Corporal Sukanaivalu is the only Fijian to be awarded the highest military decoration, the Victoria Cross

At the Battle of Mirbat, Oman in 1972, while it may have been an ‘unsanctioned war’, for those who survived that fateful day, Labalaba made the same sacrifice. Trooper Takavesi retold of what transpired like it was yesterday.

He expressed sadness about the loss of his dear friend describing it as the saddest time of his life.

“Surrounded by at least 250 enemies, there was no turn­ing back.

“Labalaba was on stand 2, he ran about 900 metres up to the fort, where the 25-pounder was based.
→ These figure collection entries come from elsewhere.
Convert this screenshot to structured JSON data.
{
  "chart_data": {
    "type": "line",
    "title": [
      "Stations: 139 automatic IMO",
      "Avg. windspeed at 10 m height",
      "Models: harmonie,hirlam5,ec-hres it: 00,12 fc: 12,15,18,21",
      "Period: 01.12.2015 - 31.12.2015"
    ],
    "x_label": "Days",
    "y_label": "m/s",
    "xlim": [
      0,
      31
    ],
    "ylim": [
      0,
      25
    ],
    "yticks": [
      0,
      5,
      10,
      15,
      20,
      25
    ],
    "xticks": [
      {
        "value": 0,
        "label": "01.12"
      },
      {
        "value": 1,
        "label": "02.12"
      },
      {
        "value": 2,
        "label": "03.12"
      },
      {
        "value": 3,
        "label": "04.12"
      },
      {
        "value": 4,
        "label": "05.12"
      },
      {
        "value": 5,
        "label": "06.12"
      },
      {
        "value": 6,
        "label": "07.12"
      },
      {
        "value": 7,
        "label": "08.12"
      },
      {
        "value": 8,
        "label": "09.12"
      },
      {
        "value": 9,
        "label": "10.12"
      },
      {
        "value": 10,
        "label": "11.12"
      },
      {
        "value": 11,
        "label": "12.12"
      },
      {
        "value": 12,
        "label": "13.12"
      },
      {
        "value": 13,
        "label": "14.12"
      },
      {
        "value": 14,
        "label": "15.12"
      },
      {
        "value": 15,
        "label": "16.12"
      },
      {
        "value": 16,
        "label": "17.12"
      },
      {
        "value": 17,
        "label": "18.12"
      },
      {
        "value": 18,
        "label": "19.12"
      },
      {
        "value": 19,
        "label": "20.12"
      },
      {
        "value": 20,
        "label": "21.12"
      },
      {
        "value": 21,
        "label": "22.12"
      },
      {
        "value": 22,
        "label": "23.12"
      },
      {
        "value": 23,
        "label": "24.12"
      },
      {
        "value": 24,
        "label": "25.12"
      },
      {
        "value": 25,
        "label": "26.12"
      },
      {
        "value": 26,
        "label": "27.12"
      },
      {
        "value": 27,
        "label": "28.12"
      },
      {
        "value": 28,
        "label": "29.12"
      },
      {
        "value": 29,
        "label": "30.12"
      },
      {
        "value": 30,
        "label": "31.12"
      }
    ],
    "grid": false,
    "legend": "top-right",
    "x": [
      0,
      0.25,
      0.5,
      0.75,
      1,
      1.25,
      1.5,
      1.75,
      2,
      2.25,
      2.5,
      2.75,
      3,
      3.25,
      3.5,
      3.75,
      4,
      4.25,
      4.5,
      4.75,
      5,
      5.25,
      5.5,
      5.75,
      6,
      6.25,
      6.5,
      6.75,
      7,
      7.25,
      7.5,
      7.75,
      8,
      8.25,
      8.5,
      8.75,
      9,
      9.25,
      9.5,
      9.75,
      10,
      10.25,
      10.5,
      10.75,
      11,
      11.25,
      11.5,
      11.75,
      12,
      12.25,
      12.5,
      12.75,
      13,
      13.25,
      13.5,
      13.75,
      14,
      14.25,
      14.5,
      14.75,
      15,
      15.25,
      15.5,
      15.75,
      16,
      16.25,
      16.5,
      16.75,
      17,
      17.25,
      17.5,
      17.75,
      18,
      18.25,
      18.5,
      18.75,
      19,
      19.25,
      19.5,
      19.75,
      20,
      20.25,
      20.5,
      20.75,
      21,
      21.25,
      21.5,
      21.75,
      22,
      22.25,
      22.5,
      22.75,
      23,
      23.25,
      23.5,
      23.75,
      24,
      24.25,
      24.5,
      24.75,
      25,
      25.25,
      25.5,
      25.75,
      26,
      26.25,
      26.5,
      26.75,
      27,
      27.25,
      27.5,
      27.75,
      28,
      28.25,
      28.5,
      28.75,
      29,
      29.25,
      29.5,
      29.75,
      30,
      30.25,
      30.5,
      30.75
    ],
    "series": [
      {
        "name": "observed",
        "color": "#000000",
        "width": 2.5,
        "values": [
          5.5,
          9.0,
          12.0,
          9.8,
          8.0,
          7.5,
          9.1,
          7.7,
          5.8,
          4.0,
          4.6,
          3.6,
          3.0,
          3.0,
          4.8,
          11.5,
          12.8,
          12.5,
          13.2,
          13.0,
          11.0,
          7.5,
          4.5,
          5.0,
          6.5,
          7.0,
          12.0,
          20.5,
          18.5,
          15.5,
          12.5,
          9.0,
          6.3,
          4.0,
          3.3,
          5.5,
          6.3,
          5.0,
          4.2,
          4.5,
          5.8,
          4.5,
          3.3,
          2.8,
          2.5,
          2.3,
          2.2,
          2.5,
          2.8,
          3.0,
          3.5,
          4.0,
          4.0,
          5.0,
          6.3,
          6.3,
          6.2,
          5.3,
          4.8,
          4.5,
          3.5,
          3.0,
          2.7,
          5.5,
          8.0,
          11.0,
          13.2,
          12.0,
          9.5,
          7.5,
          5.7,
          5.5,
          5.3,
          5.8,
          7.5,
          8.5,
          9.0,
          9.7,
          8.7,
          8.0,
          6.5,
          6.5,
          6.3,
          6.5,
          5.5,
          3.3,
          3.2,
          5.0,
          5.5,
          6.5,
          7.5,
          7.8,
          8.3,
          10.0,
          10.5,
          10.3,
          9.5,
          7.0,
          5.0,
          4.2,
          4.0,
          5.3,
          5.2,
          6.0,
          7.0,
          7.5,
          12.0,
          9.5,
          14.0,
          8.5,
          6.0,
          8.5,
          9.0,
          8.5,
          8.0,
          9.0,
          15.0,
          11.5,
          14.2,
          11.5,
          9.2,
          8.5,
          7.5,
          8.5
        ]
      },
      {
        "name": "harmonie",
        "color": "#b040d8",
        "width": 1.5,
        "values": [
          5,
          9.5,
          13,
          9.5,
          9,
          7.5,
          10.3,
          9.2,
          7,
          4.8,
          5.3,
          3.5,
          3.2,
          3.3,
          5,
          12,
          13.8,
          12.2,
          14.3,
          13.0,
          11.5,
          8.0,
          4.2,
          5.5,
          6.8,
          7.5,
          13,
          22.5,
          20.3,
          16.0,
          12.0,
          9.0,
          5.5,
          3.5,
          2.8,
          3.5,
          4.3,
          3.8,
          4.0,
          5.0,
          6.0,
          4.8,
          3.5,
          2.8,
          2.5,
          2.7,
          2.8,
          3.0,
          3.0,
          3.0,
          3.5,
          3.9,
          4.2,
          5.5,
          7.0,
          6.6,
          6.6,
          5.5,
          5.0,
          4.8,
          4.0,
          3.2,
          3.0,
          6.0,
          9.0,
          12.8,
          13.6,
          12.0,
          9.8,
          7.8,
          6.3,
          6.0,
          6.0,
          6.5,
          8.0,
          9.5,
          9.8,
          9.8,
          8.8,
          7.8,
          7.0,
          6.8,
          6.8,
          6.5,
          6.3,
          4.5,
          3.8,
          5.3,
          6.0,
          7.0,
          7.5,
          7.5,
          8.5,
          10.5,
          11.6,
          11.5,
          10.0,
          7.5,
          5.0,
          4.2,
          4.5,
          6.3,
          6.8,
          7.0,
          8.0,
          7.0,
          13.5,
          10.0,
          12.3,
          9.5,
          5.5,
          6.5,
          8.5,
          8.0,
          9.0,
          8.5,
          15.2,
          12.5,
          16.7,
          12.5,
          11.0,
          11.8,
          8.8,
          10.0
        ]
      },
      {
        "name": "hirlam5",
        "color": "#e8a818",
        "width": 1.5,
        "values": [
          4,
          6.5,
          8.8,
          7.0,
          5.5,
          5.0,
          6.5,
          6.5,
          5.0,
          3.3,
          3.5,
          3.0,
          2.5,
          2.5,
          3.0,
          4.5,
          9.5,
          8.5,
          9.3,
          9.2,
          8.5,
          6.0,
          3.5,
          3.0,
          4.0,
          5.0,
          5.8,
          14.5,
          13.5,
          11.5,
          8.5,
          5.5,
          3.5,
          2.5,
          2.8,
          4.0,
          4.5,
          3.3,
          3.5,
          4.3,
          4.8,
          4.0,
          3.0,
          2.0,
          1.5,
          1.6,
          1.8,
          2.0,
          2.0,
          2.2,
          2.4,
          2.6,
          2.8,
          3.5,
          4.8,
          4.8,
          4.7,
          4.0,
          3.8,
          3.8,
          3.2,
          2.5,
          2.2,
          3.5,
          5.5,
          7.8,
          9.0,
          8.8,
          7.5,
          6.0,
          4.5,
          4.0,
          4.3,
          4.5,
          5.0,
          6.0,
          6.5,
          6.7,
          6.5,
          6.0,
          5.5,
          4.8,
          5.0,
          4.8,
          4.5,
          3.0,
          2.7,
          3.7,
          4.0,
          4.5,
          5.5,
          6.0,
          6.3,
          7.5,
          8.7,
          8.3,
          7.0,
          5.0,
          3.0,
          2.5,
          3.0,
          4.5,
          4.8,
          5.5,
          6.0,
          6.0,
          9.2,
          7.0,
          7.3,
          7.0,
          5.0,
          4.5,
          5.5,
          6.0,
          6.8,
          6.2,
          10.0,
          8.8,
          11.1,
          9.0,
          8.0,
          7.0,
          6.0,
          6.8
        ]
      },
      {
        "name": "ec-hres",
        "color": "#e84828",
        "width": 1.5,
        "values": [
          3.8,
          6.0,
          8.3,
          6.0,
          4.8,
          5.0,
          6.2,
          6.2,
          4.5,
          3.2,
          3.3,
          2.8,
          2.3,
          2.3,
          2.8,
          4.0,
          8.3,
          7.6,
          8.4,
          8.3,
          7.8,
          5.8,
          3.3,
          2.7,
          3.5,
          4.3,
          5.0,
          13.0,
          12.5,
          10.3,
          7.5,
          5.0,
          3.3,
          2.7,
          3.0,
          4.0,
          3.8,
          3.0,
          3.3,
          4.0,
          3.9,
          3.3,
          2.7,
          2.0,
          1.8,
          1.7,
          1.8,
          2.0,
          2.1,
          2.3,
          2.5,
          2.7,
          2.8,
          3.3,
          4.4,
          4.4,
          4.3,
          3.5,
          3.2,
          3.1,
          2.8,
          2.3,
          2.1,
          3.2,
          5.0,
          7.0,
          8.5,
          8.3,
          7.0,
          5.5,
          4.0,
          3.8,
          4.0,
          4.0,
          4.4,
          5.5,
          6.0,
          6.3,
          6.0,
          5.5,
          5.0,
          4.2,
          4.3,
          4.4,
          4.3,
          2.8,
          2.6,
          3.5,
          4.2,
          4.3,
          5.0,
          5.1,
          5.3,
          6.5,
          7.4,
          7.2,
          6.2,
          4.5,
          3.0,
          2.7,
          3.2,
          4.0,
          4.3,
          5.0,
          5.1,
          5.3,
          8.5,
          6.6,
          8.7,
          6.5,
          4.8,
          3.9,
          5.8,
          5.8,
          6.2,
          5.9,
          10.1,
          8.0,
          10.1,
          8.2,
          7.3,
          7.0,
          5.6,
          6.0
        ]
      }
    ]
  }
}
He fired the 25-pounder on his own – normally a 25 pounder would need about 6 men to man it.

“We were at our BATT house which was 900 metres away. Labalaba fought on his own for about 1 and half hours.

“Later we heard that Labalaba had been grazed on the chin, so that’s when I ran up from where we were under a hail of bullets and managed to get through to where La­balaba was and jumped in onto the sandbank and we car­ried on firing and were very lucky, very fortunate that the two of us fought together. But it was very sad for me too that Labalaba was killed on that day.

“I got shot on my shoulder and we were running out of ammunition. We were always joking in Fijian, “Labalaba qarauni iko,” take care, and he was saying the same thing to me but this time we were surrounded by the enemy and Labalaba decided to move forward get a 60 mm mortar.

“It was difficult and we were fighting for ourselves, more or else we had no choice we had to fight or die and we were not going to give in.”

We honour the memories of those brave Fijians like Ser­geant Labalaba who made the ultimate sacrifice.